A l'origine, il n'y avait pas de différence nette entre Palestiniens et Jordaniens, puisque la Jordanie a été établie sur une partie de ce qu'était la Palestine. La distinction est venue avec l'histoire récente : d'un côté un royaume avec les Palestiniens de Jordanie et de l'autre, les Palestiniens de l'Autorité palestinienne et de Gaza. Jordanie, 1952. Les camps s'ouvrent pour accueillir les réfugiés palestiniens, dont 80 à 90 % se dirigent vers Amman, entraînant une explosion de la population de la capitale et du pays en général. Les réfugiés s'installent dans des camps, mais restent libres de se déplacer et reçoivent même la citoyenneté jordanienne. Aujourd'hui, on les trouve à tous les niveaux de l'Etat, hormis dans les secteurs très protégés de la Défense et de la sécurité intérieure. Ils contribuent à l'économie du pays, ont accès à la propriété foncière et jouent un rôle clé dans le secteur privé, au moyen d'une bourgeoisie aisée.
Une solution à deux ou trois Etats ?
La solution des deux Etats, dont le souverain hachémite est un fervent adepte, ne pourrait être qu'une solution de douloureux compromis, aussi bien pour Israël que pour les Palestiniens : elle ferait place à deux minuscules Etats fractionnés et difficilement viables : un Etat israélien entouré de voisins hostiles (pour peu qu'on y inclue le retour de réfugiés palestiniens, rien ne garantit plus sa pérennité) et un Etat palestinien déjà divisé, avant même sa proclamation officielle, entre Gaza et Ramallah, le gouvernement du Hamas et la présidence d'Abbas.

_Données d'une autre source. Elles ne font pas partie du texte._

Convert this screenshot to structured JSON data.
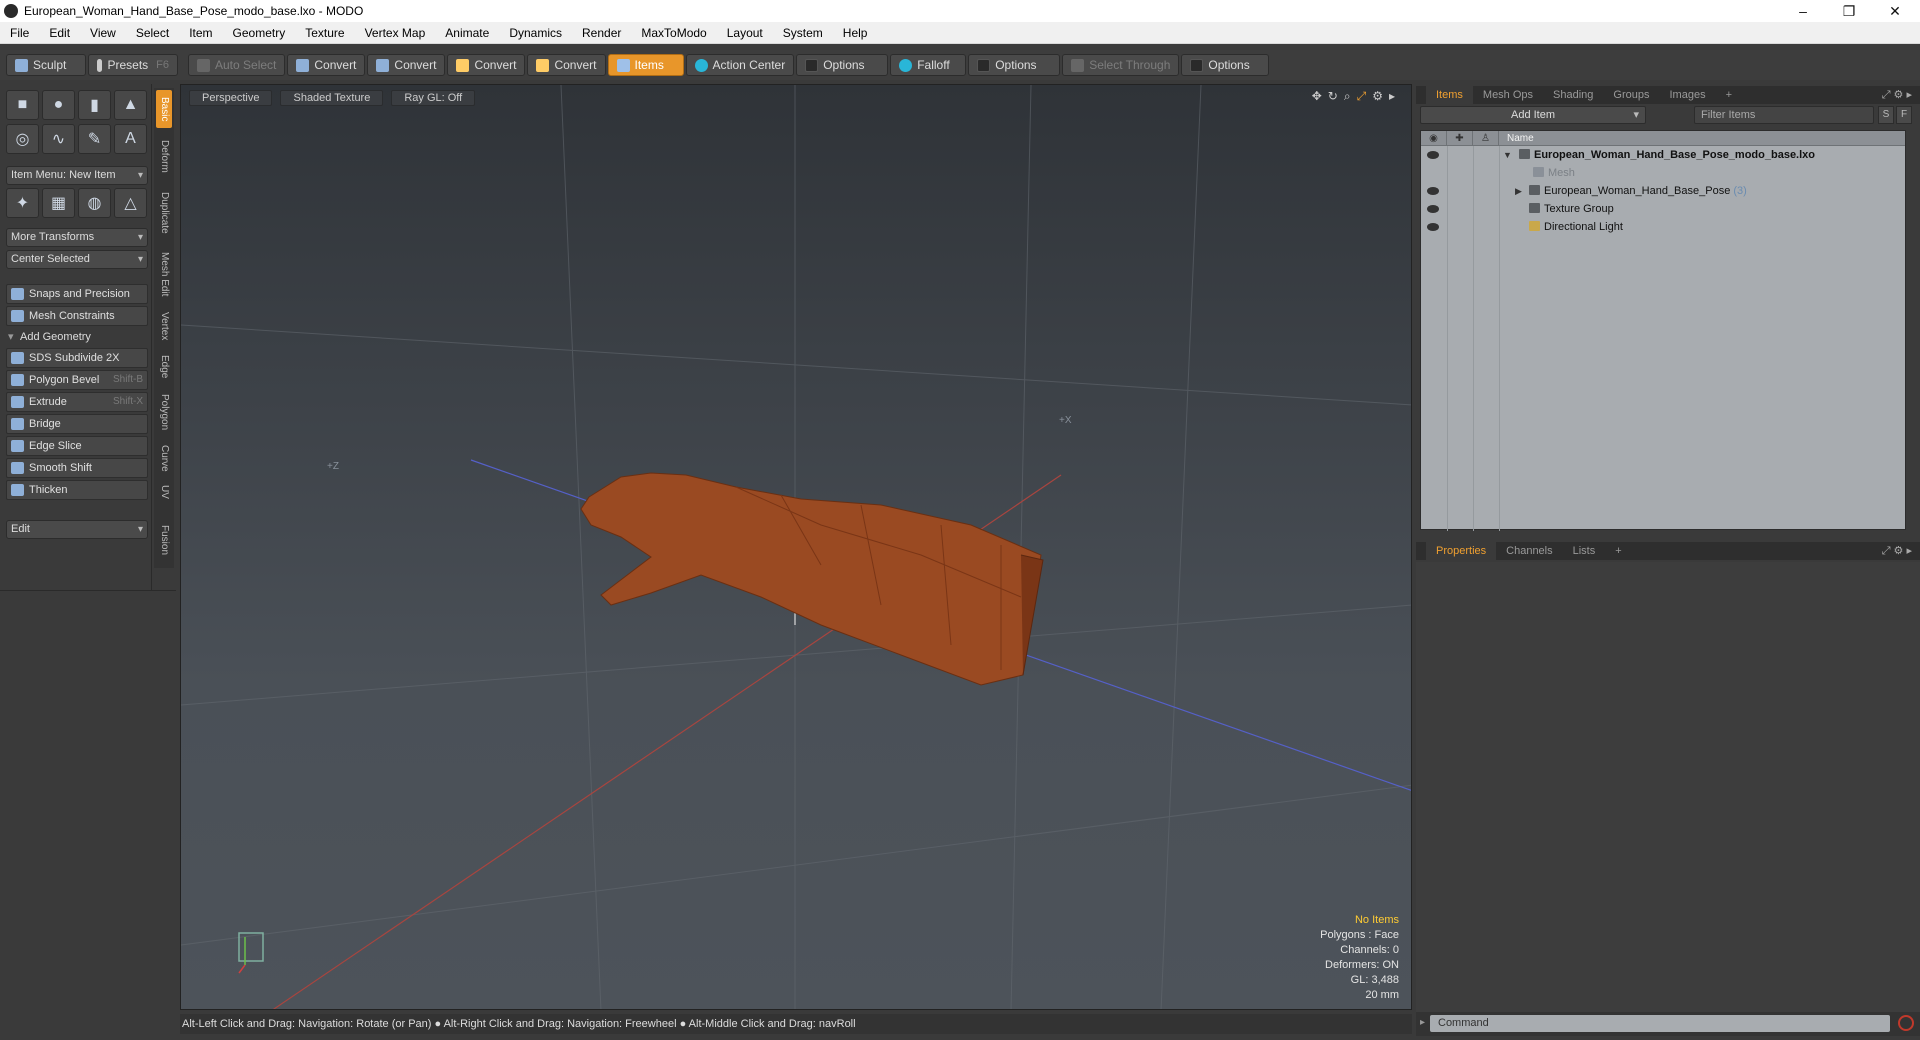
{
  "window": {
    "title": "European_Woman_Hand_Base_Pose_modo_base.lxo - MODO",
    "controls": [
      "–",
      "❐",
      "✕"
    ]
  },
  "menu": [
    "File",
    "Edit",
    "View",
    "Select",
    "Item",
    "Geometry",
    "Texture",
    "Vertex Map",
    "Animate",
    "Dynamics",
    "Render",
    "MaxToModo",
    "Layout",
    "System",
    "Help"
  ],
  "toolbar": {
    "sculpt": "Sculpt",
    "presets": "Presets",
    "presets_hotkey": "F6",
    "auto_select": "Auto Select",
    "convert1": "Convert",
    "convert2": "Convert",
    "convert3": "Convert",
    "convert4": "Convert",
    "items": "Items",
    "action_center": "Action Center",
    "options1": "Options",
    "falloff": "Falloff",
    "options2": "Options",
    "select_through": "Select Through",
    "options3": "Options"
  },
  "left": {
    "item_menu": "Item Menu: New Item",
    "more_transforms": "More Transforms",
    "center_selected": "Center Selected",
    "snaps": "Snaps and Precision",
    "constraints": "Mesh Constraints",
    "add_geometry": "Add Geometry",
    "tools": [
      {
        "label": "SDS Subdivide 2X",
        "hotkey": ""
      },
      {
        "label": "Polygon Bevel",
        "hotkey": "Shift-B"
      },
      {
        "label": "Extrude",
        "hotkey": "Shift-X"
      },
      {
        "label": "Bridge",
        "hotkey": ""
      },
      {
        "label": "Edge Slice",
        "hotkey": ""
      },
      {
        "label": "Smooth Shift",
        "hotkey": ""
      },
      {
        "label": "Thicken",
        "hotkey": ""
      }
    ],
    "edit": "Edit",
    "vtabs": [
      "Basic",
      "Deform",
      "Duplicate",
      "Mesh Edit",
      "Vertex",
      "Edge",
      "Polygon",
      "Curve",
      "UV",
      "Fusion"
    ]
  },
  "viewport": {
    "view": "Perspective",
    "shading": "Shaded Texture",
    "raygl": "Ray GL: Off",
    "axis_x": "+X",
    "axis_z": "+Z",
    "info": {
      "no_items": "No Items",
      "polygons": "Polygons : Face",
      "channels": "Channels: 0",
      "deformers": "Deformers: ON",
      "gl": "GL: 3,488",
      "scale": "20 mm"
    }
  },
  "status": "Alt-Left Click and Drag: Navigation: Rotate (or Pan) ● Alt-Right Click and Drag: Navigation: Freewheel ● Alt-Middle Click and Drag: navRoll",
  "items_panel": {
    "tabs": [
      "Items",
      "Mesh Ops",
      "Shading",
      "Groups",
      "Images",
      "+"
    ],
    "add_item": "Add Item",
    "filter_placeholder": "Filter Items",
    "s_btn": "S",
    "f_btn": "F",
    "name_col": "Name",
    "tree": {
      "root": "European_Woman_Hand_Base_Pose_modo_base.lxo",
      "mesh": "Mesh",
      "group": "European_Woman_Hand_Base_Pose",
      "group_count": "(3)",
      "texture_group": "Texture Group",
      "light": "Directional Light"
    }
  },
  "props_panel": {
    "tabs": [
      "Properties",
      "Channels",
      "Lists",
      "+"
    ]
  },
  "command": {
    "placeholder": "Command"
  }
}
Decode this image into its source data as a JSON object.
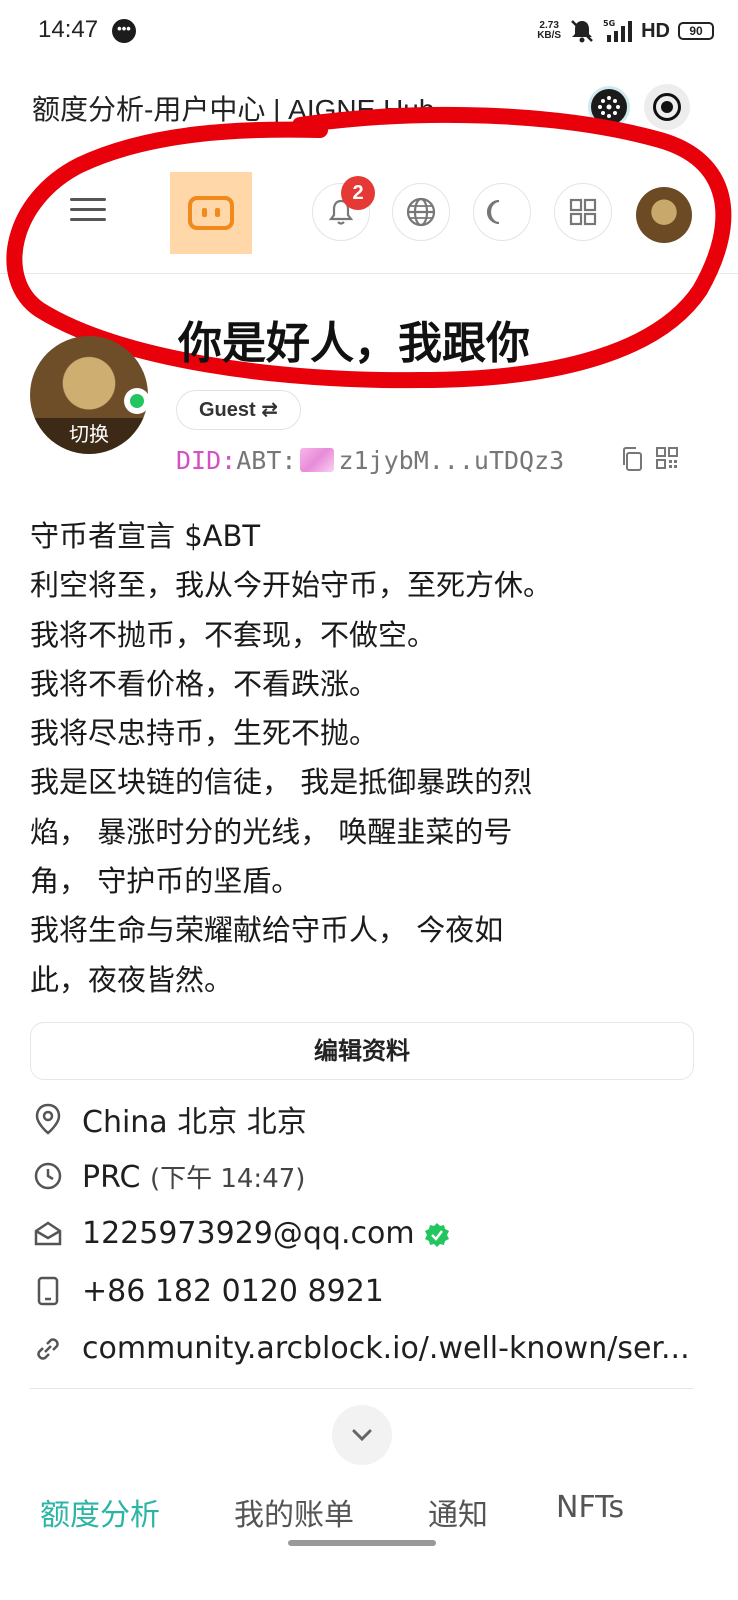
{
  "status_bar": {
    "time": "14:47",
    "net_speed_value": "2.73",
    "net_speed_unit": "KB/S",
    "network": "5G",
    "hd": "HD",
    "battery": "90"
  },
  "title_bar": {
    "title": "额度分析-用户中心 | AIGNE Hub"
  },
  "header": {
    "notification_count": "2",
    "icons": [
      "menu-icon",
      "app-logo",
      "bell-icon",
      "globe-icon",
      "moon-icon",
      "apps-grid-icon",
      "avatar"
    ]
  },
  "profile": {
    "slogan": "你是好人，我跟你",
    "avatar_action": "切换",
    "role": "Guest ⇄",
    "did_prefix": "DID:",
    "did_value": "ABT:",
    "did_short": "z1jybM...uTDQz3",
    "bio": "守币者宣言 $ABT\n利空将至，我从今开始守币，至死方休。\n我将不抛币，不套现，不做空。\n我将不看价格，不看跌涨。\n我将尽忠持币，生死不抛。\n我是区块链的信徒， 我是抵御暴跌的烈\n焰， 暴涨时分的光线， 唤醒韭菜的号\n角， 守护币的坚盾。\n我将生命与荣耀献给守币人， 今夜如\n此，夜夜皆然。",
    "edit_button": "编辑资料",
    "location": "China 北京 北京",
    "timezone": "PRC",
    "local_time": "(下午 14:47)",
    "email": "1225973929@qq.com",
    "phone": "+86 182 0120 8921",
    "link": "community.arcblock.io/.well-known/ser..."
  },
  "tabs": [
    {
      "label": "额度分析",
      "active": true
    },
    {
      "label": "我的账单",
      "active": false
    },
    {
      "label": "通知",
      "active": false
    },
    {
      "label": "NFTs",
      "active": false
    }
  ],
  "colors": {
    "accent": "#2bb5a5",
    "logo_bg": "#ffd7a8",
    "logo_fg": "#f08a1c",
    "badge": "#e53935",
    "online": "#22c55e",
    "did_prefix": "#d450c4",
    "annotation": "#e8000b"
  }
}
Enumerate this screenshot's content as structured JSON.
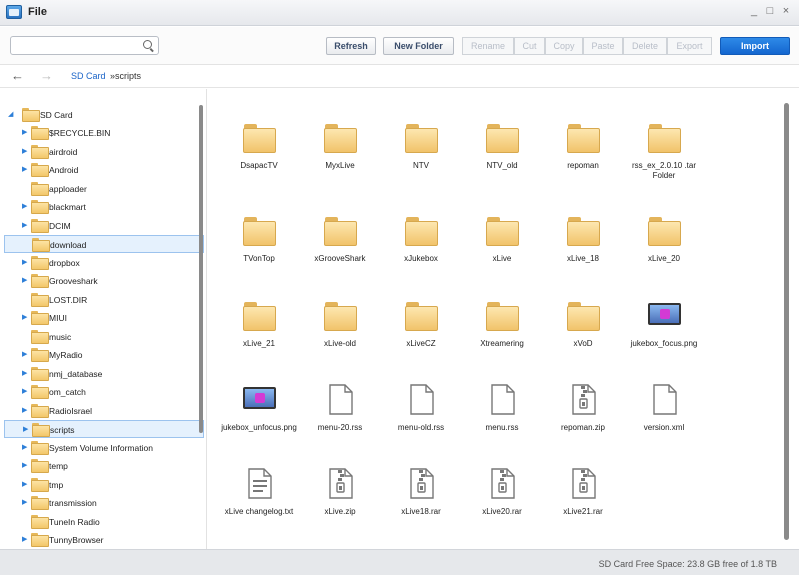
{
  "window": {
    "title": "File",
    "minimize": "_",
    "maximize": "□",
    "close": "×"
  },
  "search": {
    "value": "",
    "placeholder": ""
  },
  "toolbar": {
    "refresh": "Refresh",
    "new_folder": "New Folder",
    "rename": "Rename",
    "cut": "Cut",
    "copy": "Copy",
    "paste": "Paste",
    "delete": "Delete",
    "export": "Export",
    "import": "Import"
  },
  "nav": {
    "back": "←",
    "forward": "→",
    "crumb_root": "SD Card",
    "crumb_current": "»scripts"
  },
  "tree": {
    "root": "SD Card",
    "items": [
      {
        "label": "$RECYCLE.BIN",
        "expandable": true
      },
      {
        "label": "airdroid",
        "expandable": true
      },
      {
        "label": "Android",
        "expandable": true
      },
      {
        "label": "apploader",
        "expandable": false
      },
      {
        "label": "blackmart",
        "expandable": true
      },
      {
        "label": "DCIM",
        "expandable": true
      },
      {
        "label": "download",
        "expandable": false
      },
      {
        "label": "dropbox",
        "expandable": true
      },
      {
        "label": "Grooveshark",
        "expandable": true
      },
      {
        "label": "LOST.DIR",
        "expandable": false
      },
      {
        "label": "MIUI",
        "expandable": true
      },
      {
        "label": "music",
        "expandable": false
      },
      {
        "label": "MyRadio",
        "expandable": true
      },
      {
        "label": "nmj_database",
        "expandable": true
      },
      {
        "label": "om_catch",
        "expandable": true
      },
      {
        "label": "RadioIsrael",
        "expandable": true
      },
      {
        "label": "scripts",
        "expandable": true
      },
      {
        "label": "System Volume Information",
        "expandable": true
      },
      {
        "label": "temp",
        "expandable": true
      },
      {
        "label": "tmp",
        "expandable": true
      },
      {
        "label": "transmission",
        "expandable": true
      },
      {
        "label": "TuneIn Radio",
        "expandable": false
      },
      {
        "label": "TunnyBrowser",
        "expandable": true
      }
    ]
  },
  "files": [
    {
      "name": "DsapacTV",
      "type": "folder"
    },
    {
      "name": "MyxLive",
      "type": "folder"
    },
    {
      "name": "NTV",
      "type": "folder"
    },
    {
      "name": "NTV_old",
      "type": "folder"
    },
    {
      "name": "repoman",
      "type": "folder"
    },
    {
      "name": "rss_ex_2.0.10 .tar Folder",
      "type": "folder"
    },
    {
      "name": "TVonTop",
      "type": "folder"
    },
    {
      "name": "xGrooveShark",
      "type": "folder"
    },
    {
      "name": "xJukebox",
      "type": "folder"
    },
    {
      "name": "xLive",
      "type": "folder"
    },
    {
      "name": "xLive_18",
      "type": "folder"
    },
    {
      "name": "xLive_20",
      "type": "folder"
    },
    {
      "name": "xLive_21",
      "type": "folder"
    },
    {
      "name": "xLive-old",
      "type": "folder"
    },
    {
      "name": "xLiveCZ",
      "type": "folder"
    },
    {
      "name": "Xtreamering",
      "type": "folder"
    },
    {
      "name": "xVoD",
      "type": "folder"
    },
    {
      "name": "jukebox_focus.png",
      "type": "image"
    },
    {
      "name": "jukebox_unfocus.png",
      "type": "image"
    },
    {
      "name": "menu-20.rss",
      "type": "file"
    },
    {
      "name": "menu-old.rss",
      "type": "file"
    },
    {
      "name": "menu.rss",
      "type": "file"
    },
    {
      "name": "repoman.zip",
      "type": "zip"
    },
    {
      "name": "version.xml",
      "type": "file"
    },
    {
      "name": "xLive changelog.txt",
      "type": "text"
    },
    {
      "name": "xLive.zip",
      "type": "zip"
    },
    {
      "name": "xLive18.rar",
      "type": "zip"
    },
    {
      "name": "xLive20.rar",
      "type": "zip"
    },
    {
      "name": "xLive21.rar",
      "type": "zip"
    }
  ],
  "status": {
    "free_space": "SD Card Free Space: 23.8 GB free of 1.8 TB"
  }
}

Donc, même si la logique voudrait qu'Israéliens et Palestiniens résolvent leur problème territorial en se départageant équitablement les territoires disputés, force est de constater qu'ils ne disposent pas de toutes les clés du problème, qu'il manque quelques pièces au puzzle.
Là encore, les regards se tournent vers ce Royaume hachémite inquiet et soudain menaçant, qui se défend : "En Amérique en particulier, on entend les gens demander pourquoi la Jordanie n'accueillerait pas les Palestiniens... Cela créerait une immense instabilité... et cela ne réglerait pas le problème [israélien] à long terme, vu que la population arabe israélienne en Israël-même sera de 50 % dans huit ou dix ans." Le roi Abdallah II, par ces déclarations faites au Wall Street Journal, est trop bon de se préoccuper du sort d'Israël. Il est surtout, comme il le formule lui-même, inquiet de la
stabilité de son pays.
En l'absence de solution diplomatique, l'afflux de deux millions de réfugiés palestiniens est effectivement à craindre. Or la Jordanie n'a ni l'envie, ni les structures capables de supporter le réveil de vieux démons ayant conduit à l'abandon de la souveraineté jordanienne en Judée-Samarie par le roi Hussein. "Le Royaume ne veut aucune partie de la Cisjordanie", avait déclaré Abdallah II, on ne peut plus clairement, au Forum économique mondial de Davos de janvier 2010. Pour lui, "la seule solution crédible est la solution des deux Etats. Il n'y a pas de solution jordanienne."